Tinha então, dez anos e havia descoberto que para enganar a fome, o melhor
remédio seria não pensar nela. Assim, em duas horas de caminhada chegou à Praça
do grande relógio, seu refúgio onde passava o tempo sem olhar as horas no
relógio da praça para não sentir as horas de fome, por serem muito longas. O
menino procurava postar-se de costas para o centenário relógio que ainda hoje se
encontra naquela praça. De costas não enxergava os ponteiros do grande relógio,
embora ouvisse suas badaladas que também o faziam lembrar-se da necessidade de
alimento, amor e carinho. Então, bebia água e sonhava com sua família, que por
necessidade o abandonara. Sem entender o que o mundo lhe impusera, rezava uma
oração, única, que sua amada mãe havia lhe ensinado; Pai nosso que estás nos
céus... A tarde se esvaiu no relógio do tempo e a noite mansamente se apressou a
mostrar no céu as estrelas e o clarão da lua. O menino, ainda, acordado
observava o caminhar indiferente das pessoas
à sua volta, no entanto acreditava encontrar a solução para sua vida e, abstraído
em seus pensamentos, dormiu. Duas badaladas repicaram nos ouvidos do menino, e
dos sonhos de criança, assustado despertou para a sua realidade. Duas horas da
manhã e os ponteiros do relógio lembraram ao menino a necessidade de saciar sua
fome. Um homem simples, com semblante calmo, sereno e de grande beleza,
estendeu-lhe uma mão e com a outra lhe ofertou um saco de papel com três pães. O
menino sentiu o delicioso cheiro do pão que muito lhe agradou e com alegria
incontida, sorrindo, aceitou. Em minutos havia degustado o saboroso pão que
pareceu trazer em sua essência toda a fartura, a paz e a justiça do mundo. — A fome passou! Disse o menino. ─ Mas quem é
você? Perguntou. — Sou alguém que também
mora na rua, mas se tranquilize um dia todos nós seremos hospedes de um só rei
e viveremos numa só mansão. Agora, olhe
o céu, as estrelas, fale com elas, peça alguma coisa, um dia você será uma delas.

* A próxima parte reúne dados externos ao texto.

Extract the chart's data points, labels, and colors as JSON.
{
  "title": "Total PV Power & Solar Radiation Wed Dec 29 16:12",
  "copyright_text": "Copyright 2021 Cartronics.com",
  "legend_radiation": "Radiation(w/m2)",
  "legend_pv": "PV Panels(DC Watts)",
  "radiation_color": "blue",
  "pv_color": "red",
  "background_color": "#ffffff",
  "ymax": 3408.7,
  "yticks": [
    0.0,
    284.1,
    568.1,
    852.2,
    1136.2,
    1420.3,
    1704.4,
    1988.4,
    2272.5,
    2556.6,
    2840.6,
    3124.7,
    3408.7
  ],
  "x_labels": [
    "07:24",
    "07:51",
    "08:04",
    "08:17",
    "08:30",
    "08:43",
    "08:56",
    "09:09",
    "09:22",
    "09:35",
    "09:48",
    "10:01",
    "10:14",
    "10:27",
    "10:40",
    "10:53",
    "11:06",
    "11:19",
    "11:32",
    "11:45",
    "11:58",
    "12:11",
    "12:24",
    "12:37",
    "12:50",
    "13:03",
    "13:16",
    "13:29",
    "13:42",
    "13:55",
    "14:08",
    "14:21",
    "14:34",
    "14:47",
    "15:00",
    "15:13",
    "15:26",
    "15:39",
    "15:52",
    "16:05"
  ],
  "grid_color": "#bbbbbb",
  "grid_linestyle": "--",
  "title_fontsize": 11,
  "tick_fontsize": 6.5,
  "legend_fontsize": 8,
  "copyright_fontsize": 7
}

Então, o menino pediu: — Estrela dê ao meu
amigo muito pão para que ele possa distribuir com quem precisa mais do que eu,
pois não mais sinto fome. O menino adormeceu sonhando com os carinhos dos seus
pais que lhe abriam uma imensa porta, dando-lhe acesso a uma belíssima morada,
num recôndito lugar de suas recordações. O relógio badalou e o menino despertou sem
fome e sem medo, havia recebido o alimento da alma, o amor. Chamou o homem, e
não o encontrando, afirmou: — Seu nome é a primeira Luz que eu enxergar no
Universo.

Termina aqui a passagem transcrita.